I was studying for my algebra exam when I came across this problem. It asked to find $[\mathbb{Q}(\sqrt[4]{5} i, \sqrt[3]{2} ): \mathbb{Q}]$ which was not a problem using towers.
The next two bits of the question I struggled on. It asked to show that $\sqrt[3]{2}\sqrt[4]{5} i $ is a primitive element of $\mathbb{Q}(\sqrt[4]{5} i, \sqrt[3]{2} )$. I suppose that I have to show that $\mathbb{Q}(\sqrt[4]{5} i, \sqrt[3]{2} ) = \mathbb{Q}(\sqrt[3]{2}\sqrt[4]{5} i)$. I'm not sure on how to start this.
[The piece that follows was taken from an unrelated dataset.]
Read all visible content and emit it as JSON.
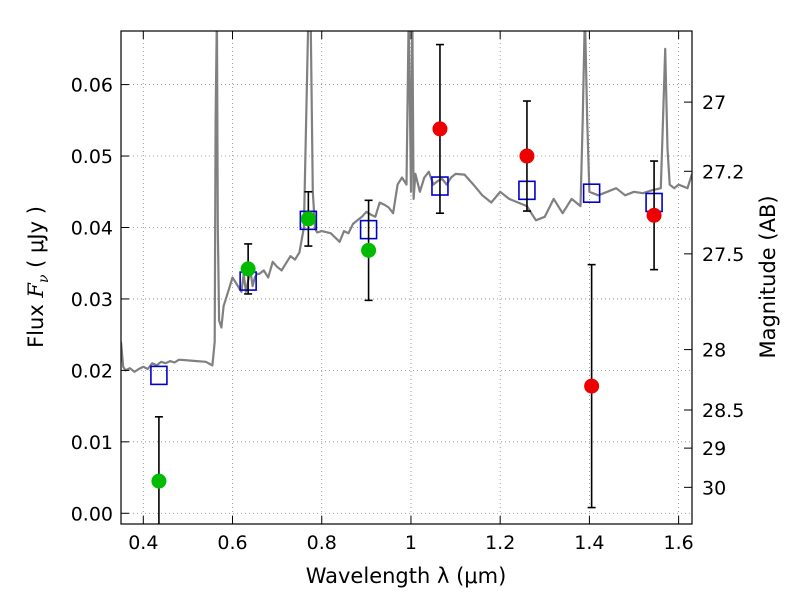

The third part asks to find a minimal polynomial of $\sqrt[3]{2}\sqrt[4]{5} i$ over $\mathbb{Q}$ where again I am lost.
Any help is appreciated.
To show that $\mathbb{Q}(\sqrt[4]{5} i, \sqrt[3]{2} ) = \mathbb{Q}(\sqrt[3]{2}\sqrt[4]{5} i)$, you only need to show that both $\sqrt[4]{5} i$ and $\sqrt[3]{2}$ are in the field $\mathbb{Q}(\sqrt[3]{2}\sqrt[4]{5} i)$.
But this is easy: we have $(\sqrt[3]{2}\sqrt[4]{5} i)^4 = 10\sqrt[3]{2}$ and $(\sqrt[3]{2}\sqrt[4]{5} i)^9 = 200\sqrt[4]{5} i$, hence $\sqrt[3]{2} = \frac 1 {10}(\sqrt[3]{2}\sqrt[4]{5} i)^4$ and $\sqrt[4]{5} i = \frac 1{200} (\sqrt[3]{2}\sqrt[4]{5} i)^9$ are both in $\mathbb{Q}(\sqrt[3]{2}\sqrt[4]{5} i)$.
Finally, by the first two questions, it should be clear that the degree of $\mathbb{Q}(\sqrt[3]{2}\sqrt[4]{5} i)$ over $\Bbb Q$ is $12$. But the element $\sqrt[3]{2}\sqrt[4]{5} i$ is already root of a degree $12$ polynomial over $\Bbb Q$, namely $x^{12} - 2000$. Hence this is the minimal polynomial of $\mathbb{Q}(\sqrt[3]{2}\sqrt[4]{5} i)$ over $\Bbb Q$.